A large portion of the 34-page expansion was dedicated to “Privately Made Firearms or ‘Ghost Guns’”:
Technological advances have also made it easier for unlicensed persons to make firearms at home from standalone parts or weapon parts kits, or by using 3D printers or personally owned or leased equipment, without any records or background check….
[This] makes it difficult for law enforcement to determine where, by whom, or when they were manufactured, and to whom they were sold or otherwise disposed.
The ATF cited “intelligence reports” from the FBI, the DHS, and the National Counterterrorism Center (NCTC) that claim that “ghost guns … enable prohibited buyers to purchase deadly weapons with just a few clicks online … [while] hamstringing law enforcement’s ability to investigate crimes committed with untraceable weapons.” They also claim that the “wide availability of ghost guns and the emergence of functional 3D-printed guns are a homeland security threat.”
All of which, as The New American has repeatedly pointed out, are lies (see here, here, here and here). Hundreds of millions of firearms are already untraceable, either due to inheritance or private purchase. “Ghost guns” are costly both in terms of money and time expended in their manufacture. While popular media suggest that the average “ghost gun” can be made or purchased for around $400, the real cost is over $1,000 and approaches $2,000 when all related costs are counted.

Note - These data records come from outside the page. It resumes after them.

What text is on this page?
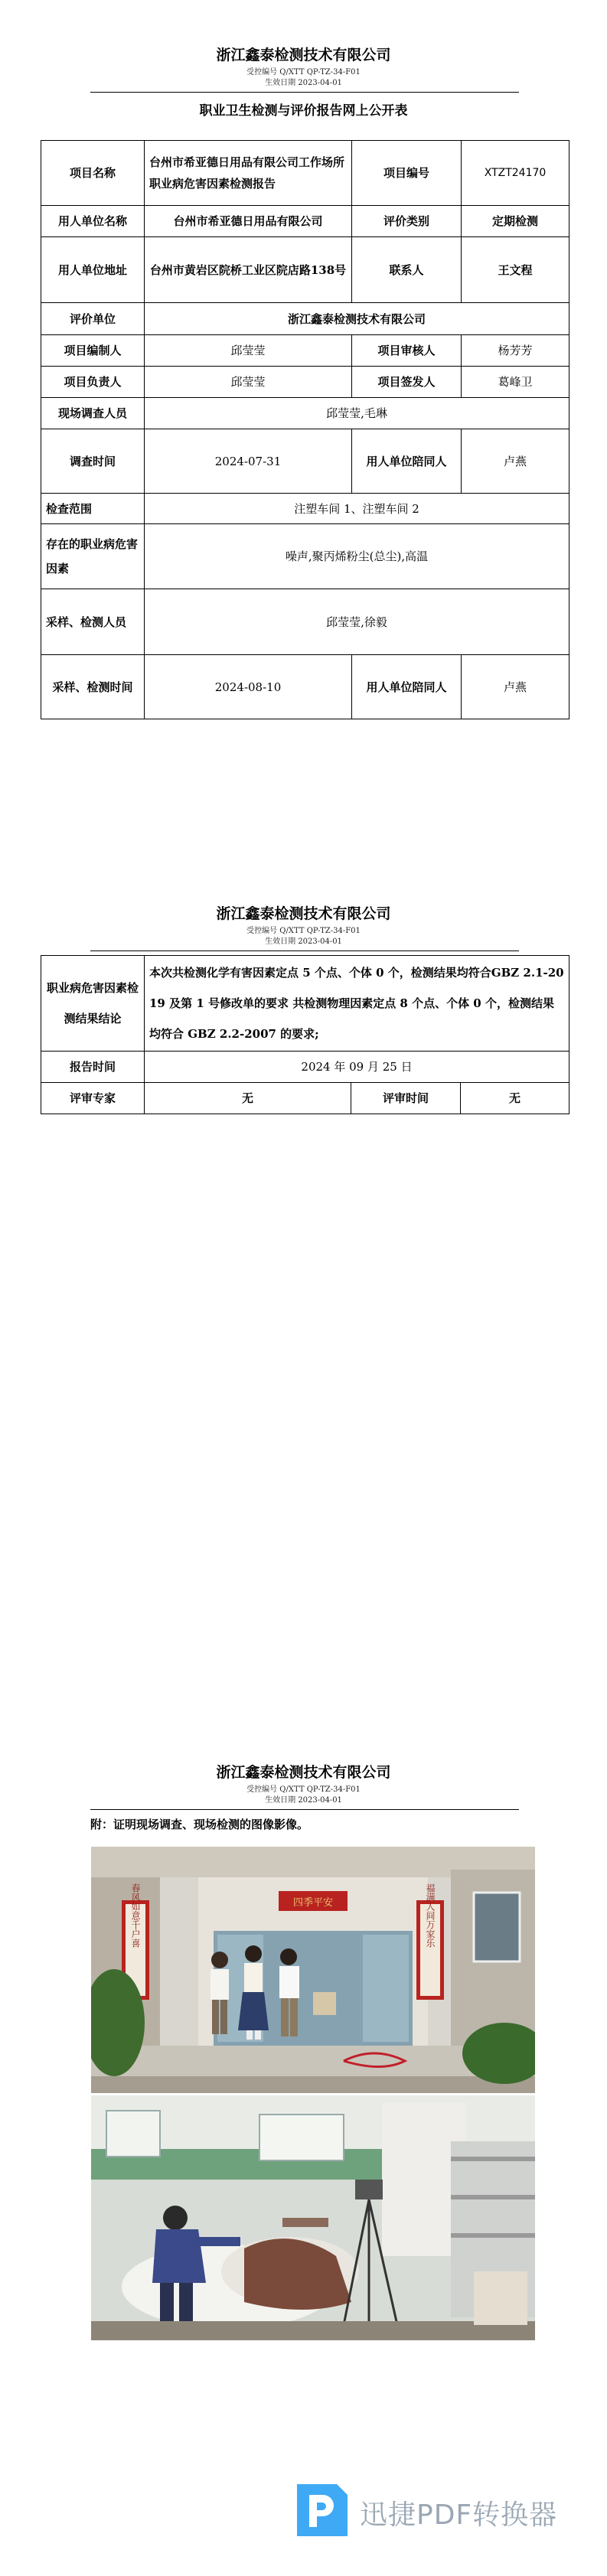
浙江鑫泰检测技术有限公司
受控编号 Q/XTT QP-TZ-34-F01
生效日期 2023-04-01
职业卫生检测与评价报告网上公开表
项目名称	台州市希亚德日用品有限公司工作场所职业病危害因素检测报告	项目编号	XTZT24170
用人单位名称	台州市希亚德日用品有限公司	评价类别	定期检测
用人单位地址	台州市黄岩区院桥工业区院店路138号	联系人	王文程
评价单位	浙江鑫泰检测技术有限公司		
项目编制人	邱莹莹	项目审核人	杨芳芳
项目负责人	邱莹莹	项目签发人	葛峰卫
现场调查人员	邱莹莹,毛琳		
调查时间	2024-07-31	用人单位陪同人	卢燕
检查范围	注塑车间 1、注塑车间 2		
存在的职业病危害因素	噪声,聚丙烯粉尘(总尘),高温		
采样、检测人员	邱莹莹,徐毅		
采样、检测时间	2024-08-10	用人单位陪同人	卢燕
浙江鑫泰检测技术有限公司
受控编号 Q/XTT QP-TZ-34-F01
生效日期 2023-04-01
职业病危害因素检测结果结论	本次共检测化学有害因素定点 5 个点、个体 0 个，检测结果均符合GBZ 2.1-2019 及第 1 号修改单的要求 共检测物理因素定点 8 个点、个体 0 个，检测结果均符合 GBZ 2.2-2007 的要求;		
报告时间	2024 年 09 月 25 日		
评审专家	无	评审时间	无
浙江鑫泰检测技术有限公司
受控编号 Q/XTT QP-TZ-34-F01
生效日期 2023-04-01
附：证明现场调查、现场检测的图像影像。
四季平安
春风如意千户喜	福满人间万家乐
迅捷PDF转换器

And “ghost guns” make up an imperceptibly small percentage of the estimated 400 to 600 million firearms already legally possessed by American gun owners.
Finally, criminals find it much easier to steal, or purchase on the street, a firearm rather than to manufacture one.

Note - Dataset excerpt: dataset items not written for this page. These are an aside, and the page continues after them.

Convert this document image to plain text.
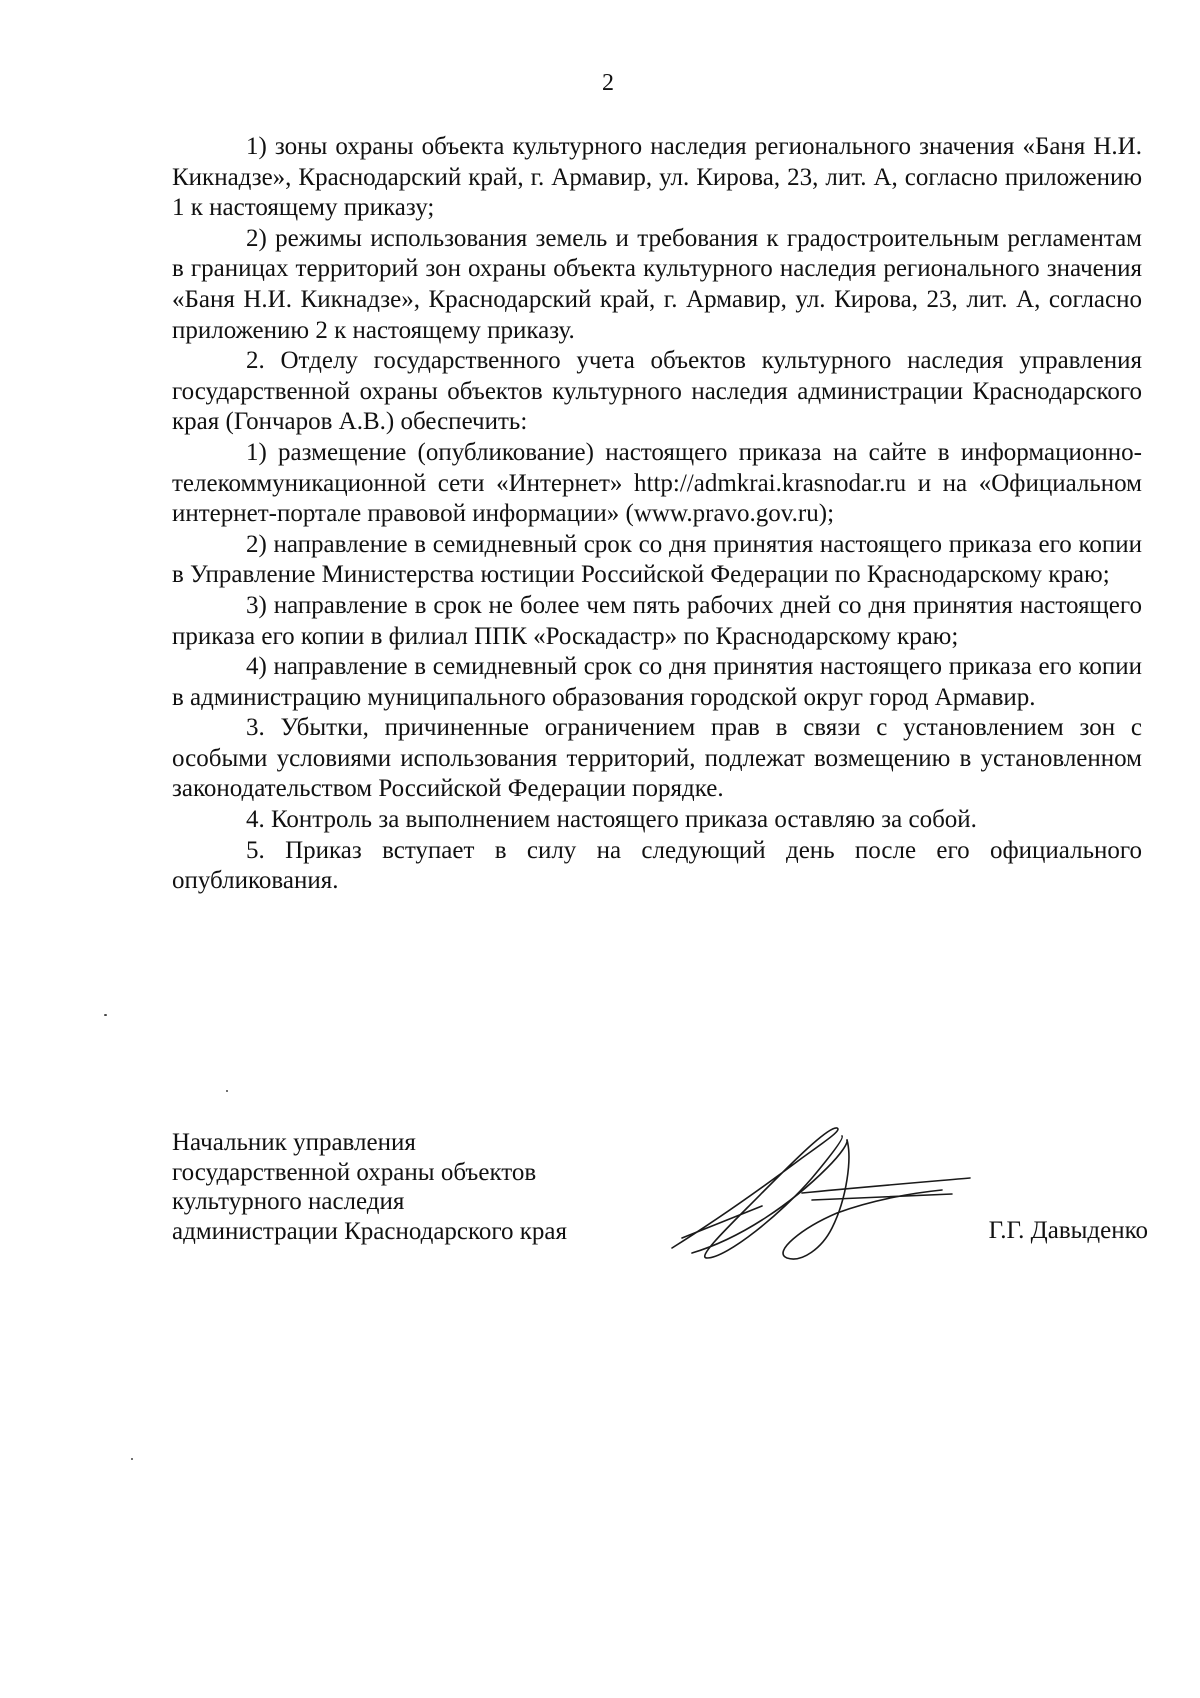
2

1) зоны охраны объекта культурного наследия регионального значения «Баня Н.И. Кикнадзе», Краснодарский край, г. Армавир, ул. Кирова, 23, лит. А, согласно приложению 1 к настоящему приказу;

2) режимы использования земель и требования к градостроительным регламентам в границах территорий зон охраны объекта культурного наследия регионального значения «Баня Н.И. Кикнадзе», Краснодарский край, г. Армавир, ул. Кирова, 23, лит. А, согласно приложению 2 к настоящему приказу.

2. Отделу государственного учета объектов культурного наследия управления государственной охраны объектов культурного наследия администрации Краснодарского края (Гончаров А.В.) обеспечить:

1) размещение (опубликование) настоящего приказа на сайте в информационно-телекоммуникационной сети «Интернет» http://admkrai.krasnodar.ru и на «Официальном интернет-портале правовой информации» (www.pravo.gov.ru);

2) направление в семидневный срок со дня принятия настоящего приказа его копии в Управление Министерства юстиции Российской Федерации по Краснодарскому краю;

3) направление в срок не более чем пять рабочих дней со дня принятия настоящего приказа его копии в филиал ППК «Роскадастр» по Краснодарскому краю;

4) направление в семидневный срок со дня принятия настоящего приказа его копии в администрацию муниципального образования городской округ город Армавир.

3. Убытки, причиненные ограничением прав в связи с установлением зон с особыми условиями использования территорий, подлежат возмещению в установленном законодательством Российской Федерации порядке.

4. Контроль за выполнением настоящего приказа оставляю за собой.

5. Приказ вступает в силу на следующий день после его официального опубликования.

Начальник управления
государственной охраны объектов
культурного наследия
администрации Краснодарского края	Г.Г. Давыденко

Unfortunately missing from the letter was mention of the fact that any attempt to regulate the possession or use of a firearm is an infringement on the Second Amendment-protected right to keep and bear arms. That would include the first infringement dating back to 1934 — the National Firearms Act. Everything from that moment on concerning the regulation, licensing, limiting, etc., of the right to keep and bear arms is an infringement.

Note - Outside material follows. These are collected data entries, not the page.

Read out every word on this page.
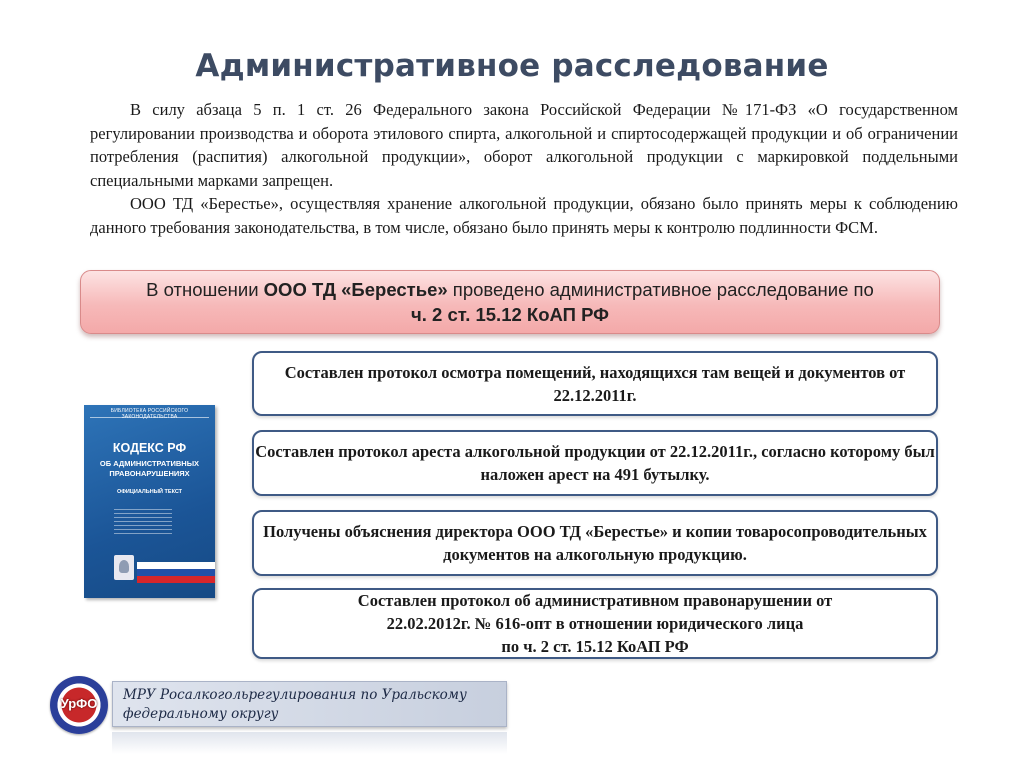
Административное расследование

В силу абзаца 5 п. 1 ст. 26 Федерального закона Российской Федерации №171-ФЗ «О государственном регулировании производства и оборота этилового спирта, алкогольной и спиртосодержащей продукции и об ограничении потребления (распития) алкогольной продукции», оборот алкогольной продукции с маркировкой поддельными специальными марками запрещен.

ООО ТД «Берестье», осуществляя хранение алкогольной продукции, обязано было принять меры к соблюдению данного требования законодательства, в том числе, обязано было принять меры к контролю подлинности ФСМ.

В отношении ООО ТД «Берестье» проведено административное расследование по
ч. 2 ст. 15.12 КоАП РФ
Составлен протокол осмотра помещений, находящихся там вещей и документов от 22.12.2011г.
Составлен протокол ареста алкогольной продукции от 22.12.2011г., согласно которому был наложен арест на 491 бутылку.
Получены объяснения директора ООО ТД «Берестье» и копии товаросопроводительных документов на алкогольную продукцию.
Составлен протокол об административном правонарушении от
22.02.2012г. № 616-опт в отношении юридического лица
по ч. 2 ст. 15.12 КоАП РФ
БИБЛИОТЕКА РОССИЙСКОГО
КОДЕКС РФ
ОБ АДМИНИСТРАТИВНЫХ ПРАВОНАРУШЕНИЯХ
ОФИЦИАЛЬНЫЙ ТЕКСТ
УрФО
МРУ Росалкогольрегулирования по Уральскому федеральному округу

And, it must be asked, where did Congress gets its power to assign its legislative responsibility to an unelected agency (the ATF) in the first place?
The New American has repeatedly noted that the real effort is the ultimate disarming of the American public so that all weaponry remains in the hands only of the police, the government, and criminals. As Adolph Hitler said:
The most foolish mistake we could possibly make would be to allow the subject race to possess arms. History shows that all conquerors who have allowed their subject races to carry arms have prepared their own downfall by so doing.
There is good news in all of this. As the effort to disarm the public becomes increasingly obvious, so does the mounting pushback. The John Birch Society, smeared repeatedly in its early days by the leftist media, is seeing enormous growth in numbers and influence. Its program is simplicity itself: A lone citizen, concerned about how to fight the coming tyranny, can do little. But organized and following a strategic plan to expose the plans where the communists are most vulnerable, just a few can make an enormous difference.